TJX to Close A.J. Wright Division and Shut 71 Stores by February 2011

The TJX Companies plans to close its A.J. Wright division, converting 91 stores into T.J. Maxx, Marshalls or HomeGoods stores and shutting the remaining 71 locations, its home office and two distribution centers by February 2011. The company estimates costs of $150 to $170 million and a loss of 4,400 employee positions from these moves.

A.J. Wright launched in 1998 and offers off-price family apparel, home furnishings and other merchandise. According to the TJX website, A.J. Wright's prices are 20% to 70% below regular prices at national discount chains and budget department stores.

In a statement, TJX president and CEO Carol Meyrowitz said the consolidation and store closings "will allow us to focus our financial and managerial resources on our highest return businesses, all of which have significant growth opportunities, as well as to significantly improve the economic prospects of our business.

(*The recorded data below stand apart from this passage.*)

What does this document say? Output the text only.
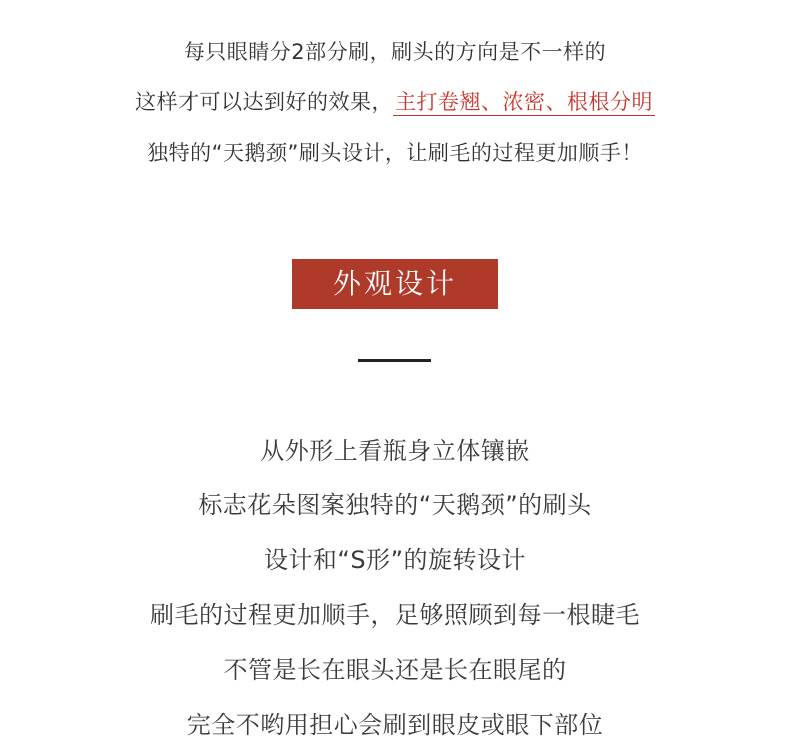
每只眼睛分2部分刷，刷头的方向是不一样的
这样才可以达到好的效果，主打卷翘、浓密、根根分明
独特的“天鹅颈”刷头设计，让刷毛的过程更加顺手！
外观设计
从外形上看瓶身立体镶嵌
标志花朵图案独特的“天鹅颈”的刷头
设计和“S形”的旋转设计
刷毛的过程更加顺手，足够照顾到每一根睫毛
不管是长在眼头还是长在眼尾的
完全不哟用担心会刷到眼皮或眼下部位
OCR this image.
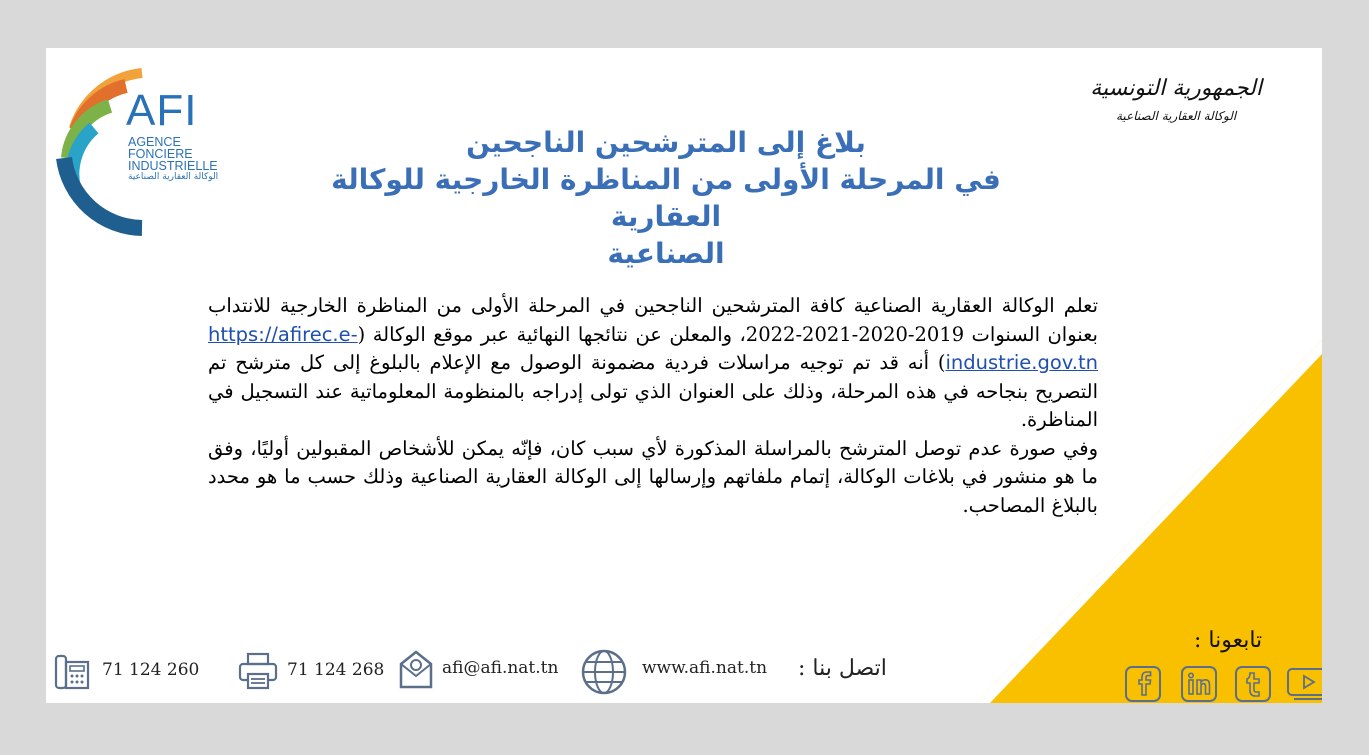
AFI
AGENCE
FONCIERE
INDUSTRIELLE
الوكالة العقارية الصناعية
الجمهورية التونسية
الوكالة العقارية الصناعية
بلاغ إلى المترشحين الناجحين
في المرحلة الأولى من المناظرة الخارجية للوكالة العقارية
الصناعية

تعلم الوكالة العقارية الصناعية كافة المترشحين الناجحين في المرحلة الأولى من المناظرة الخارجية للانتداب بعنوان السنوات 2019-2020-2021-2022، والمعلن عن نتائجها النهائية عبر موقع الوكالة (https://afirec.e-industrie.gov.tn) أنه قد تم توجيه مراسلات فردية مضمونة الوصول مع الإعلام بالبلوغ إلى كل مترشح تم التصريح بنجاحه في هذه المرحلة، وذلك على العنوان الذي تولى إدراجه بالمنظومة المعلوماتية عند التسجيل في المناظرة.

وفي صورة عدم توصل المترشح بالمراسلة المذكورة لأي سبب كان، فإنّه يمكن للأشخاص المقبولين أوليًا، وفق ما هو منشور في بلاغات الوكالة، إتمام ملفاتهم وإرسالها إلى الوكالة العقارية الصناعية وذلك حسب ما هو محدد بالبلاغ المصاحب.

اتصل بنا :
www.afi.nat.tn
afi@afi.nat.tn
71 124 268
71 124 260
تابعونا :
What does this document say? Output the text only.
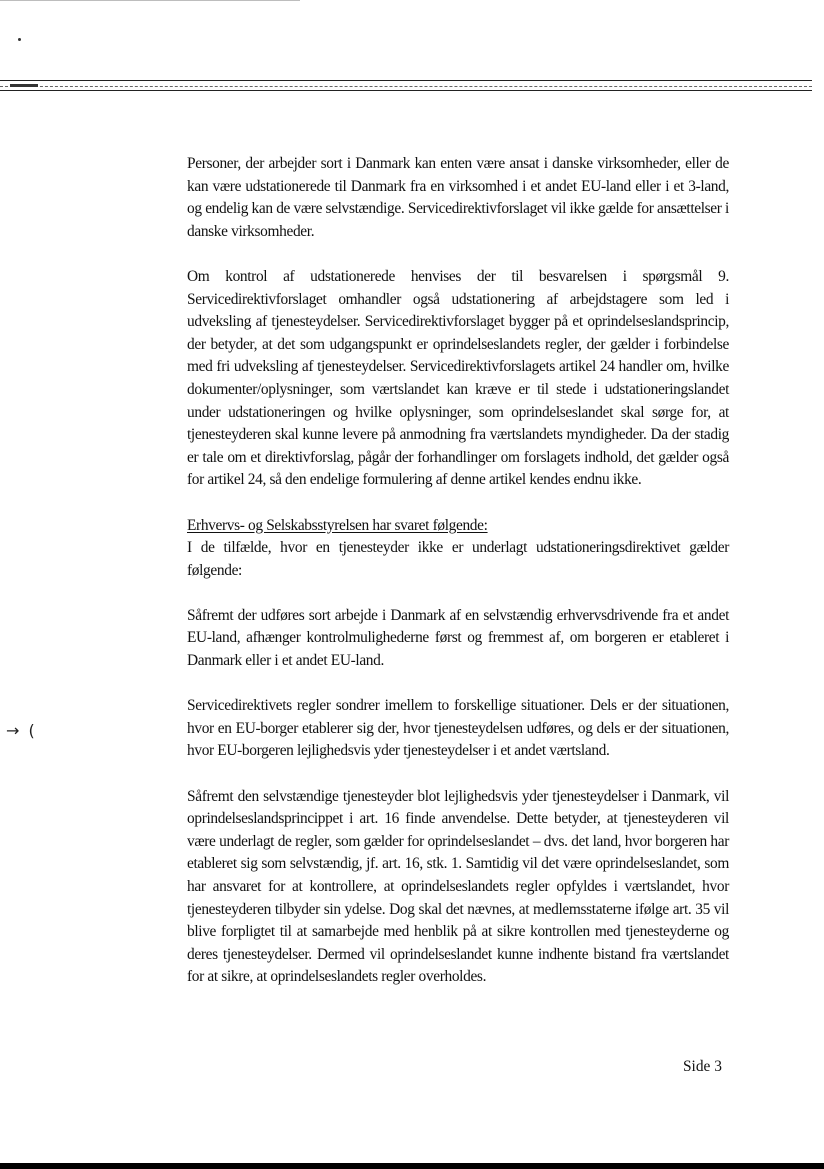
Personer, der arbejder sort i Danmark kan enten være ansat i danske virksomheder, eller de kan være udstationerede til Danmark fra en virksomhed i et andet EU-land eller i et 3-land, og endelig kan de være selvstændige. Servicedirektivforslaget vil ikke gælde for ansættelser i danske virksomheder.

Om kontrol af udstationerede henvises der til besvarelsen i spørgsmål 9. Servicedirektivforslaget omhandler også udstationering af arbejdstagere som led i udveksling af tjenesteydelser. Servicedirektivforslaget bygger på et oprindelseslandsprincip, der betyder, at det som udgangspunkt er oprindelseslandets regler, der gælder i forbindelse med fri udveksling af tjenesteydelser. Servicedirektivforslagets artikel 24 handler om, hvilke dokumenter/oplysninger, som værtslandet kan kræve er til stede i udstationeringslandet under udstationeringen og hvilke oplysninger, som oprindelseslandet skal sørge for, at tjenesteyderen skal kunne levere på anmodning fra værtslandets myndigheder. Da der stadig er tale om et direktivforslag, pågår der forhandlinger om forslagets indhold, det gælder også for artikel 24, så den endelige formulering af denne artikel kendes endnu ikke.

Erhvervs- og Selskabsstyrelsen har svaret følgende:

I de tilfælde, hvor en tjenesteyder ikke er underlagt udstationeringsdirektivet gælder følgende:

Såfremt der udføres sort arbejde i Danmark af en selvstændig erhvervsdrivende fra et andet EU-land, afhænger kontrolmulighederne først og fremmest af, om borgeren er etableret i Danmark eller i et andet EU-land.

Servicedirektivets regler sondrer imellem to forskellige situationer. Dels er der situationen, hvor en EU-borger etablerer sig der, hvor tjenesteydelsen udføres, og dels er der situationen, hvor EU-borgeren lejlighedsvis yder tjenesteydelser i et andet værtsland.

Såfremt den selvstændige tjenesteyder blot lejlighedsvis yder tjenesteydelser i Danmark, vil oprindelseslandsprincippet i art. 16 finde anvendelse. Dette betyder, at tjenesteyderen vil være underlagt de regler, som gælder for oprindelseslandet – dvs. det land, hvor borgeren har etableret sig som selvstændig, jf. art. 16, stk. 1. Samtidig vil det være oprindelseslandet, som har ansvaret for at kontrollere, at oprindelseslandets regler opfyldes i værtslandet, hvor tjenesteyderen tilbyder sin ydelse. Dog skal det nævnes, at medlemsstaterne ifølge art. 35 vil blive forpligtet til at samarbejde med henblik på at sikre kontrollen med tjenesteyderne og deres tjenesteydelser. Dermed vil oprindelseslandet kunne indhente bistand fra værtslandet for at sikre, at oprindelseslandets regler overholdes.

→ (
Side 3
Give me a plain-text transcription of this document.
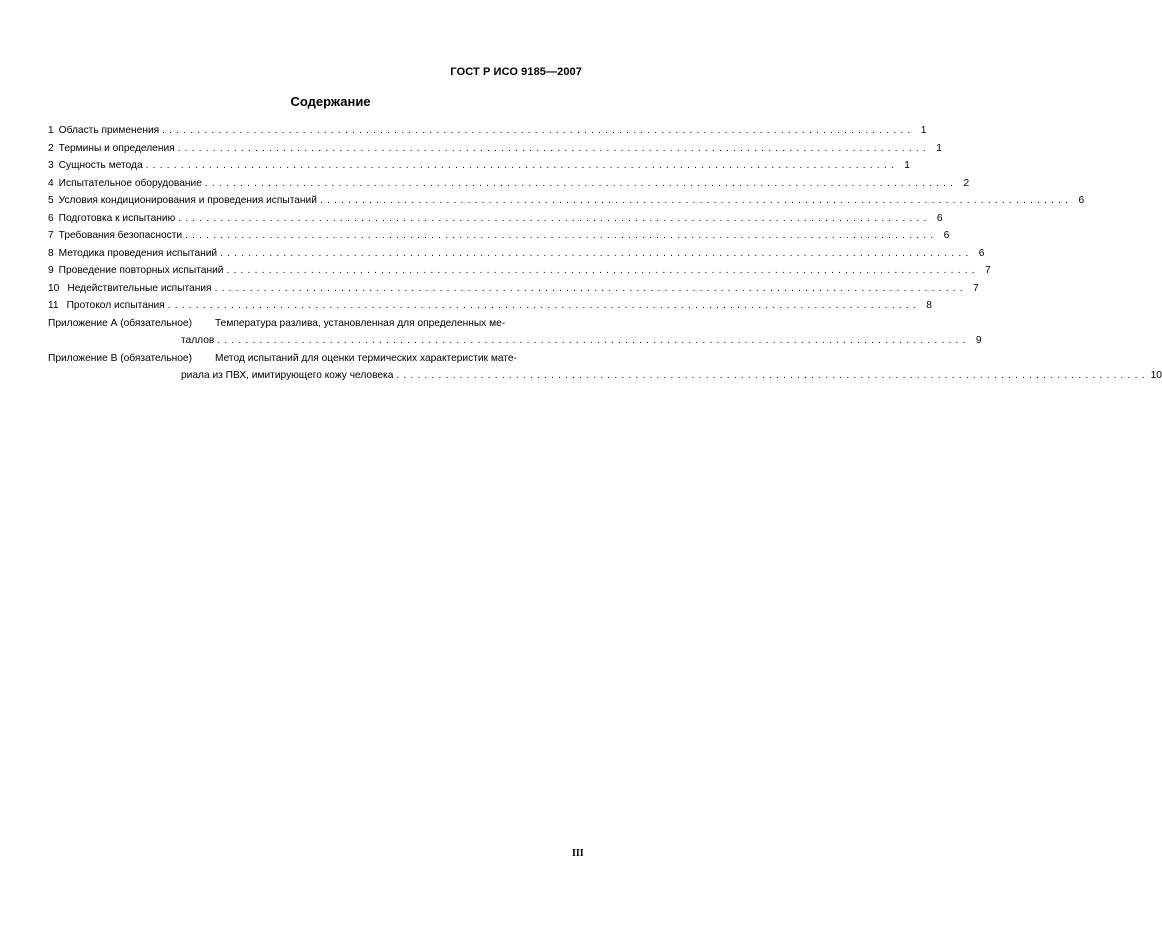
ГОСТ Р ИСО 9185—2007
Содержание
1 Область применения ........................................................................................................... 1
2 Термины и определения ........................................................................................................... 1
3 Сущность метода ........................................................................................................... 1
4 Испытательное оборудование ........................................................................................................... 2
5 Условия кондиционирования и проведения испытаний ........................................................................................................... 6
6 Подготовка к испытанию ........................................................................................................... 6
7 Требования безопасности ........................................................................................................... 6
8 Методика проведения испытаний ........................................................................................................... 6
9 Проведение повторных испытаний ........................................................................................................... 7
10 Недействительные испытания ........................................................................................................... 7
11 Протокол испытания ........................................................................................................... 8
Приложение А (обязательное)	Температура разлива, установленная для определенных ме-
таллов ........................................................................................................... 9
Приложение В (обязательное)	Метод испытаний для оценки термических характеристик мате-
риала из ПВХ, имитирующего кожу человека ........................................................................................................... 10
III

"Over the past two years, we have learned how to serve the A.J. Wright customer with our T.J. Maxx and Marshalls banners and have seen very strong performance from these stores in demographic markets similar to those in which we have A.J. Wright stores," she added. "We believe these markets represent an incremental growth opportunity for our Marmaxx division, and that this business now has the potential for 2,300-2,400 stores, 300-400 more than we had previously estimated."

Both the conversions and store closings will begin in late January; TJX estimates conversions will take about eight weeks. While the company has identified the 91 stores that will be closed, it has not yet announced which banner each store will emerge under.